A lad with a spotted face and a bulldog pipe between his teeth supplied a Biblical word.

"That's shag," said Dunkerley, "I was going to say 'a harem of one'"

The youngster was puzzled for a moment. "I smoke Perique," he said.

"It will make you just as sick," said Dunkerley.

"Refinement's so beastly vulgar," was the belated answer of the smoker of Perique.

That was the interesting part of the evening to Lewisham. Parkson suddenly rose, got down "Sesame and Lilies," and insisted upon reading a lengthy mellifluous extract that went like a garden roller over the debate, and afterwards Bletherley became the centre of a wrangle that left him grossly insulted and in a minority of one. The institution of marriage, so far as the South Kensington student is concerned, is in no immediate danger.

Parkson turned out with the rest of them at half-past ten, for a walk. The night was warm for February and the waxing moon bright. Parkson fixed himself upon Lewisham and Dunkerley, to Lewisham's intense annoyance—for he had a few intimate things he could have said to the man of Ideas that night. Dunkerley lived north, so that the three went up Exhibition Road to High Street, Kensington. There they parted from Dunkerley, and Lewisham and Parkson turned southward again for Lewisham's new lodging in Chelsea.

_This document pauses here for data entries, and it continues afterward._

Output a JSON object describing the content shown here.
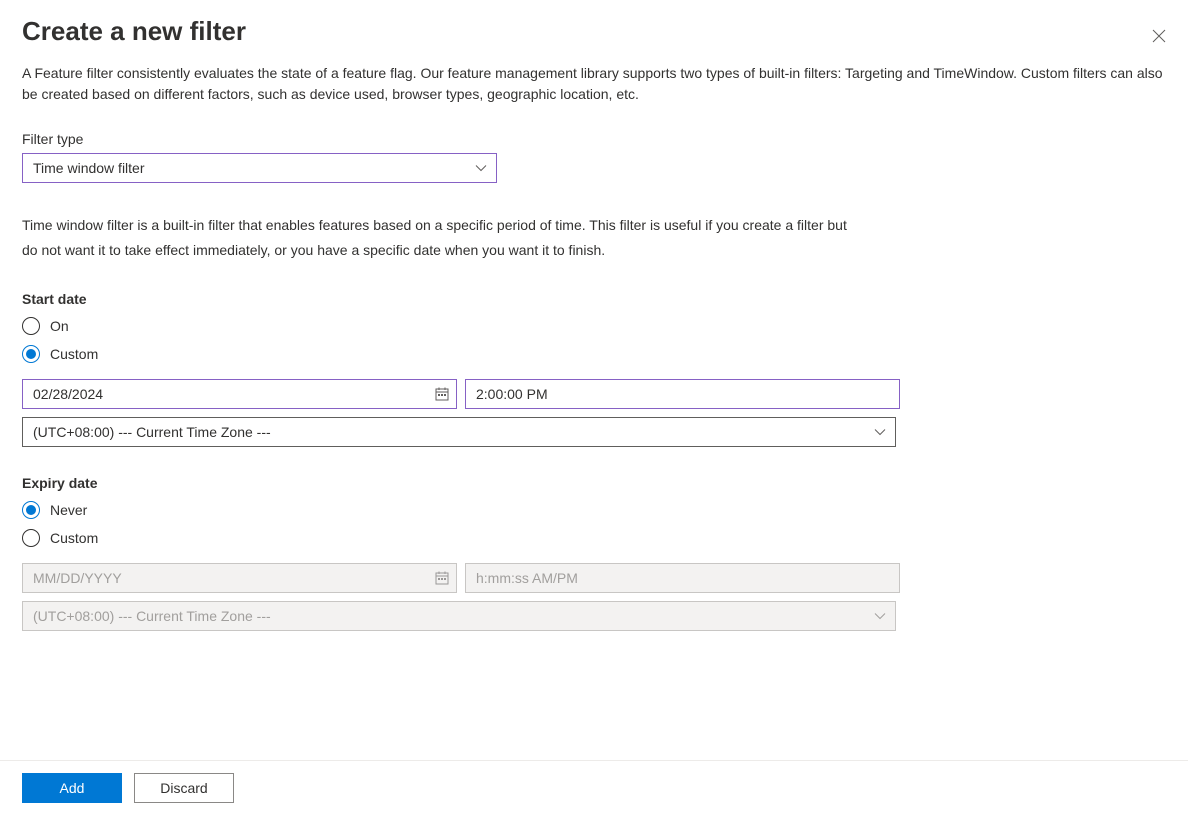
{
  "header": {
    "title": "Create a new filter"
  },
  "description": "A Feature filter consistently evaluates the state of a feature flag. Our feature management library supports two types of built-in filters: Targeting and TimeWindow. Custom filters can also be created based on different factors, such as device used, browser types, geographic location, etc.",
  "filterType": {
    "label": "Filter type",
    "selected": "Time window filter"
  },
  "filterTypeInfo": "Time window filter is a built-in filter that enables features based on a specific period of time. This filter is useful if you create a filter but do not want it to take effect immediately, or you have a specific date when you want it to finish.",
  "startDate": {
    "heading": "Start date",
    "options": {
      "on": "On",
      "custom": "Custom"
    },
    "selected": "custom",
    "dateValue": "02/28/2024",
    "timeValue": "2:00:00 PM",
    "timezone": "(UTC+08:00) --- Current Time Zone ---"
  },
  "expiryDate": {
    "heading": "Expiry date",
    "options": {
      "never": "Never",
      "custom": "Custom"
    },
    "selected": "never",
    "datePlaceholder": "MM/DD/YYYY",
    "timePlaceholder": "h:mm:ss AM/PM",
    "timezone": "(UTC+08:00) --- Current Time Zone ---"
  },
  "footer": {
    "add": "Add",
    "discard": "Discard"
  }
}
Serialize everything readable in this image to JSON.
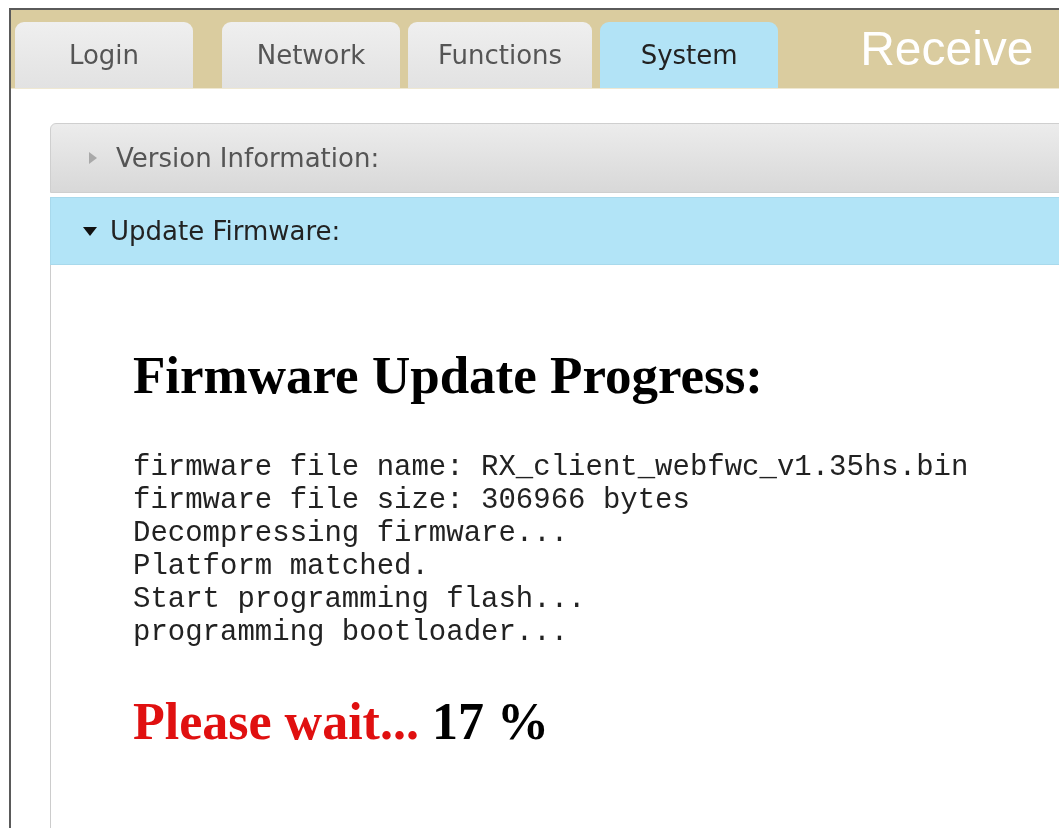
{
  "header": {
    "tabs": [
      {
        "label": "Login",
        "selected": false
      },
      {
        "label": "Network",
        "selected": false
      },
      {
        "label": "Functions",
        "selected": false
      },
      {
        "label": "System",
        "selected": true
      }
    ],
    "title": "Receive"
  },
  "accordion": [
    {
      "title": "Version Information:",
      "expanded": false
    },
    {
      "title": "Update Firmware:",
      "expanded": true,
      "content": {
        "heading": "Firmware Update Progress:",
        "log": [
          "firmware file name: RX_client_webfwc_v1.35hs.bin",
          "firmware file size: 306966 bytes",
          "Decompressing firmware...",
          "Platform matched.",
          "Start programming flash...",
          "programming bootloader..."
        ],
        "status": {
          "message": "Please wait...",
          "percent": "17 %"
        }
      }
    }
  ]
}
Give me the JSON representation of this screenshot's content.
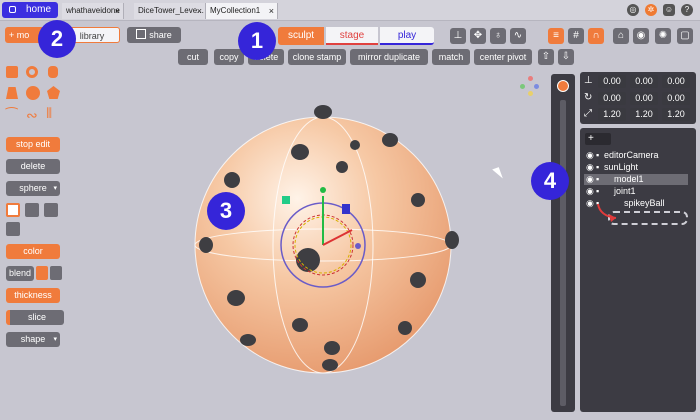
{
  "tabs": {
    "home": "home",
    "docs": [
      {
        "label": "whathaveidone",
        "close": "×"
      },
      {
        "label": "DiceTower_Leve...",
        "close": "×"
      },
      {
        "label": "MyCollection1",
        "close": "×"
      }
    ]
  },
  "toolbar_icons": [
    "compass-icon",
    "settings-icon",
    "discord-icon",
    "help-icon"
  ],
  "left_toolbar": {
    "add_label": "+ mo",
    "library_label": "library",
    "share_label": "share"
  },
  "modes": {
    "sculpt": "sculpt",
    "stage": "stage",
    "play": "play"
  },
  "edit_actions": [
    "cut",
    "copy",
    "delete",
    "clone stamp",
    "mirror duplicate",
    "match",
    "center pivot"
  ],
  "left_panel": {
    "stop_edit": "stop edit",
    "delete": "delete",
    "sphere": "sphere",
    "color": "color",
    "blend": "blend",
    "thickness": "thickness",
    "slice": "slice",
    "shape": "shape"
  },
  "transform": {
    "position": [
      "0.00",
      "0.00",
      "0.00"
    ],
    "rotation": [
      "0.00",
      "0.00",
      "0.00"
    ],
    "scale": [
      "1.20",
      "1.20",
      "1.20"
    ]
  },
  "scene_tree": [
    {
      "label": "editorCamera",
      "selected": false
    },
    {
      "label": "sunLight",
      "selected": false
    },
    {
      "label": "model1",
      "selected": true
    },
    {
      "label": "joint1",
      "selected": false
    },
    {
      "label": "spikeyBall",
      "selected": false
    }
  ],
  "annotations": [
    "1",
    "2",
    "3",
    "4"
  ],
  "colors": {
    "accent": "#f07b3c",
    "badge": "#3525d9",
    "panel": "#3c3b43"
  }
}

Parkson was one of those exponents of virtue for whom the discussion of sexual matters has an irresistible attraction. The meeting had left him eloquent. He had argued with Dunkerley to the verge of indelicacy, and now he poured out a vast and increasingly confidential flow of talk upon Lewisham. Lewisham was distraught. He walked as fast as he could. His sole object was to get rid of Parkson. Parkson's sole object was to tell him interesting secrets, about himself and a Certain Person with a mind of extraordinary Purity of whom Lewisham had heard before.

Ages passed.

Lewisham suddenly found himself being shown a photograph under a lamp. It represented an unsymmetrical face singularly void of expression, the upper part of an "art" dress, and a fringe of curls. He perceived he was being given to understand that this was a Paragon of Purity, and that she was the particular property of Parkson. Parkson was regarding him proudly, and apparently awaiting his verdict.

Lewisham struggled with the truth. "It's an interesting face," he said.

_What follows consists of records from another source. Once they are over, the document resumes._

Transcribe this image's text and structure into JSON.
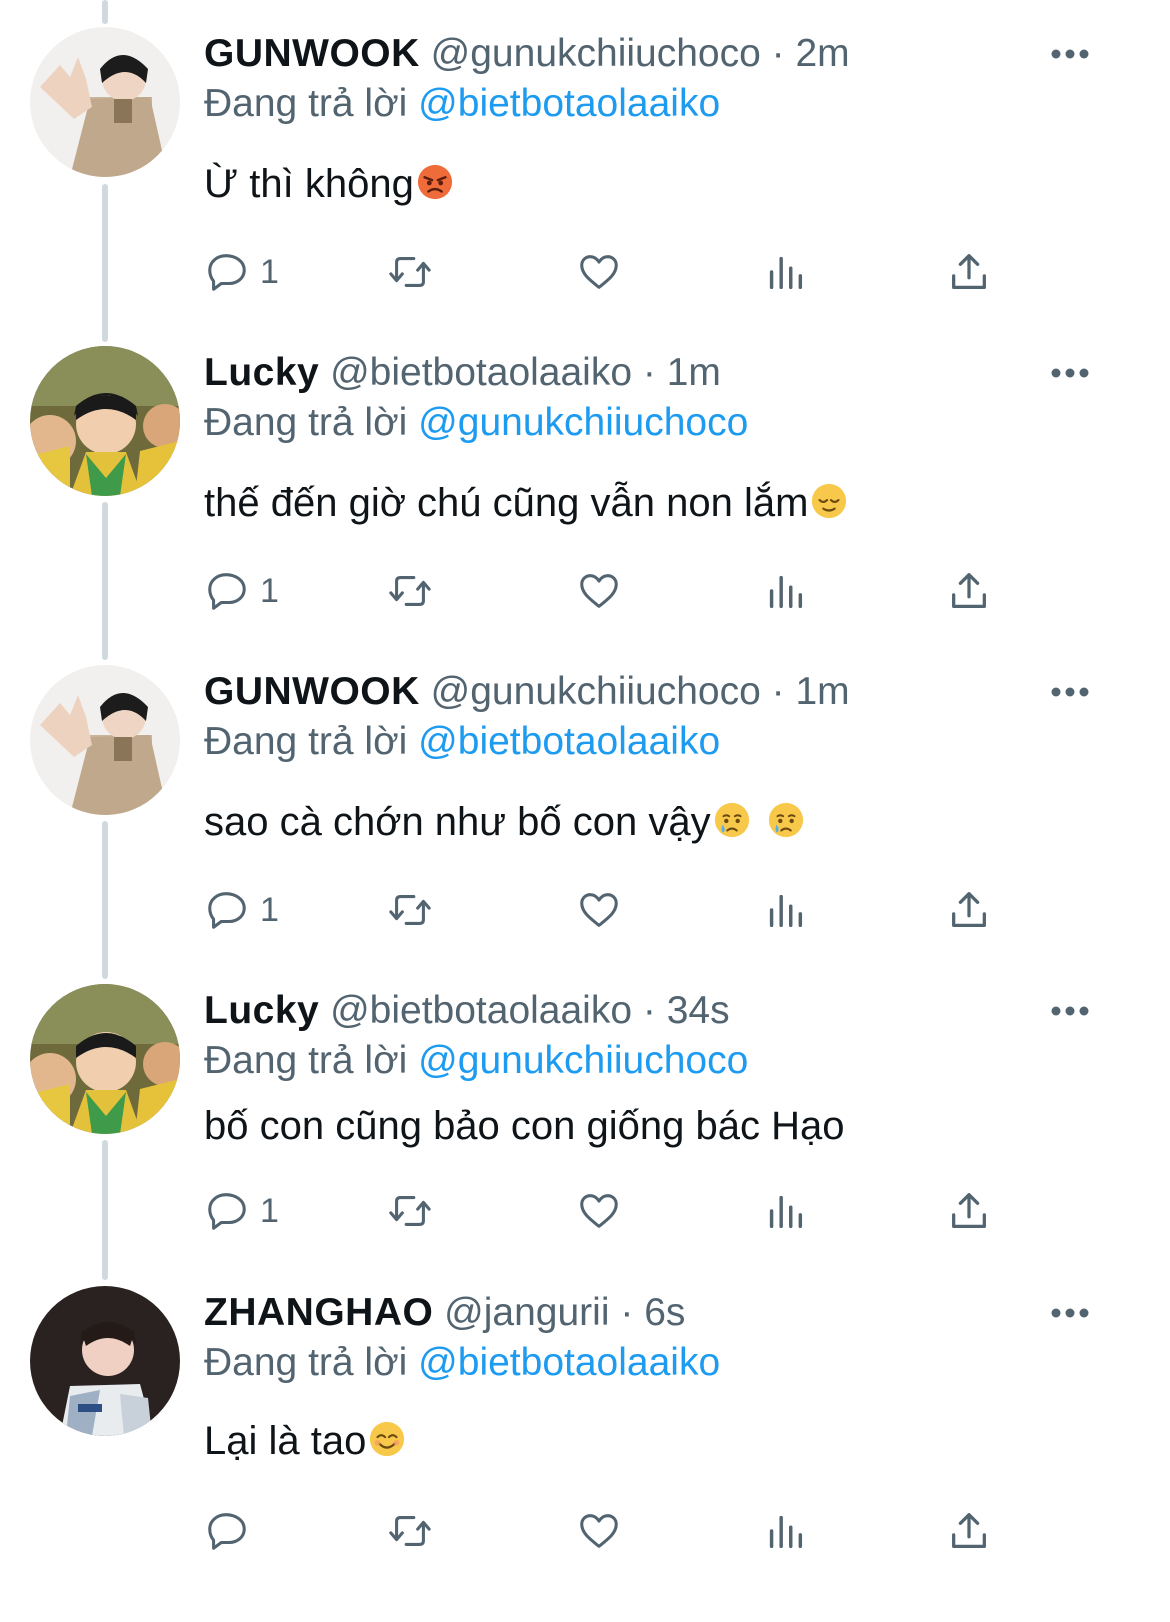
{
  "tweets": [
    {
      "name": "GUNWOOK",
      "handle": "@gunukchiiuchoco",
      "time": "2m",
      "replying_prefix": "Đang trả lời",
      "replying_to": "@bietbotaolaaiko",
      "text": "Ừ thì không",
      "emoji": [
        "angry-face"
      ],
      "reply_count": "1",
      "avatar": "gunwook"
    },
    {
      "name": "Lucky",
      "handle": "@bietbotaolaaiko",
      "time": "1m",
      "replying_prefix": "Đang trả lời",
      "replying_to": "@gunukchiiuchoco",
      "text": "thế đến giờ chú cũng vẫn non lắm",
      "emoji": [
        "relieved-face"
      ],
      "reply_count": "1",
      "avatar": "lucky"
    },
    {
      "name": "GUNWOOK",
      "handle": "@gunukchiiuchoco",
      "time": "1m",
      "replying_prefix": "Đang trả lời",
      "replying_to": "@bietbotaolaaiko",
      "text": "sao cà chớn như bố con vậy",
      "emoji": [
        "crying-face",
        "crying-face"
      ],
      "reply_count": "1",
      "avatar": "gunwook"
    },
    {
      "name": "Lucky",
      "handle": "@bietbotaolaaiko",
      "time": "34s",
      "replying_prefix": "Đang trả lời",
      "replying_to": "@gunukchiiuchoco",
      "text": "bố con cũng bảo con giống bác Hạo",
      "emoji": [],
      "reply_count": "1",
      "avatar": "lucky"
    },
    {
      "name": "ZHANGHAO",
      "handle": "@jangurii",
      "time": "6s",
      "replying_prefix": "Đang trả lời",
      "replying_to": "@bietbotaolaaiko",
      "text": "Lại là tao",
      "emoji": [
        "smiling-face"
      ],
      "reply_count": "",
      "avatar": "zhanghao"
    }
  ],
  "separator": "·",
  "colors": {
    "accent": "#1d9bf0",
    "secondary_text": "#536471",
    "thread_line": "#cfd9de"
  }
}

"It is a face essentially beautiful," said Parkson quietly but firmly. "Do you notice the eyes, Lewisham?"

"Oh yes," said Lewisham. "Yes. I see the eyes."

"They are … innocent. They are the eyes of a little child."

"Yes. They look that sort of eye. Very nice, old man. I congratulate you. Where does she live?"

"You never saw a face like that in London," said Parkson.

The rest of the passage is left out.